発電能力は変わらず、熱量の一部をボイラーの加熱に使用できるので、毎秒2,400kJ分の燃料を節約でき、中温水製造用加熱源として毎秒9,600kJの熱量を提供できる。すなわち、本発明を適用すれば、発電所自体の電力熱効率(=電気エネルギー/投入熱エネルギー)を投入熱エネルギー減少のために上昇させることができ、外環境に向けて大量の利用可能熱供給ができることが分かった。

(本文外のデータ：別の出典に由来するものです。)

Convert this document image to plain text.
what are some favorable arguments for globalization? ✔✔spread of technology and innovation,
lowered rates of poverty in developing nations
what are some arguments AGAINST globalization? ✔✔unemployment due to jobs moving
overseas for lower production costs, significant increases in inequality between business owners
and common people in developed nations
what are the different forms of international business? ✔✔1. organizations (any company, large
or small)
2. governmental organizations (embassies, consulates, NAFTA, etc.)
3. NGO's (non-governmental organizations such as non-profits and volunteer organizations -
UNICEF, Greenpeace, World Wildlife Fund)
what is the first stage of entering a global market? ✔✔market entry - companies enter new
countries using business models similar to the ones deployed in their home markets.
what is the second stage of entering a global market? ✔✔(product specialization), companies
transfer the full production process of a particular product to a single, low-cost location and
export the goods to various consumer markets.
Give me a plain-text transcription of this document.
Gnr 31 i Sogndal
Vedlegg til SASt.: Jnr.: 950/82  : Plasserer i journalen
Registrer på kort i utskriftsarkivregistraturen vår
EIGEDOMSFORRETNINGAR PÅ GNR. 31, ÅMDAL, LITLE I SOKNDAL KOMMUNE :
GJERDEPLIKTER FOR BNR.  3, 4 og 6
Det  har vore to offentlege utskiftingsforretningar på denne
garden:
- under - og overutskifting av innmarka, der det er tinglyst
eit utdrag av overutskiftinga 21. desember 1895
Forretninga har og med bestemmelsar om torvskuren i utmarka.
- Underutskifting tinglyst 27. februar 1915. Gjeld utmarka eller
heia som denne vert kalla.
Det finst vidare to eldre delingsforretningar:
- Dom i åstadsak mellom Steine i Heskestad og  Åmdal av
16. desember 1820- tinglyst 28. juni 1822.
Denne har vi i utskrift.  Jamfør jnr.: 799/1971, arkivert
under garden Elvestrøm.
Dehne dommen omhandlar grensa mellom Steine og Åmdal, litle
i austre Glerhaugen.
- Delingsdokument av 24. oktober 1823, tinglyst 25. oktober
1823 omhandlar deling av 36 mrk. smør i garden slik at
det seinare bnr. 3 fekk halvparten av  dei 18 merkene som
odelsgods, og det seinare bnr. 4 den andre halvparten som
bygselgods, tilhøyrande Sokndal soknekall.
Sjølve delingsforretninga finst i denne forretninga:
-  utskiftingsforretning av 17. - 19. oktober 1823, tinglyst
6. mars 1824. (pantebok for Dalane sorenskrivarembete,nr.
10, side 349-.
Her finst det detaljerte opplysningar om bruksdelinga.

結果としてほぼ100%の熱効率が達成できる。
【0047】
従来型8,400kWの発電所では上述の結果を得たが、従来型2万kWの発電所に本システムを適用した場合の予測は以下の通りである。
【0048】
復水器に毎秒14.3kgの水蒸気凝縮が生じるので、冷却管部分を前記8,400kW発電所と同様の規模(ただし、冷却管の長さは2倍半程度になる予測される)で稼働させた場合には、冷却管内でアンモニア流体の85%気化率以降の流体の気液系混相流の流れからの電力源になる熱量は前記8,400kW発電所の倍の熱量を優に10,000kJ/s上回っており、風力発電機経由の電力として従来型発電所の能力にさらに5,000kW加算できると予測される。
【0049】
従来型2万kWの発電所に本装置システムを設置した場合、発電能力は2万5千kW発電所として稼働できるようなり、熱量の一部をボイラーの加熱に使用できるので、毎秒5,800kJ分の燃料を節約でき、中温水製造用加熱源として毎秒6,000kJの熱量を提供できる。結果として電力熱効率を大幅に向上させることが予測できる。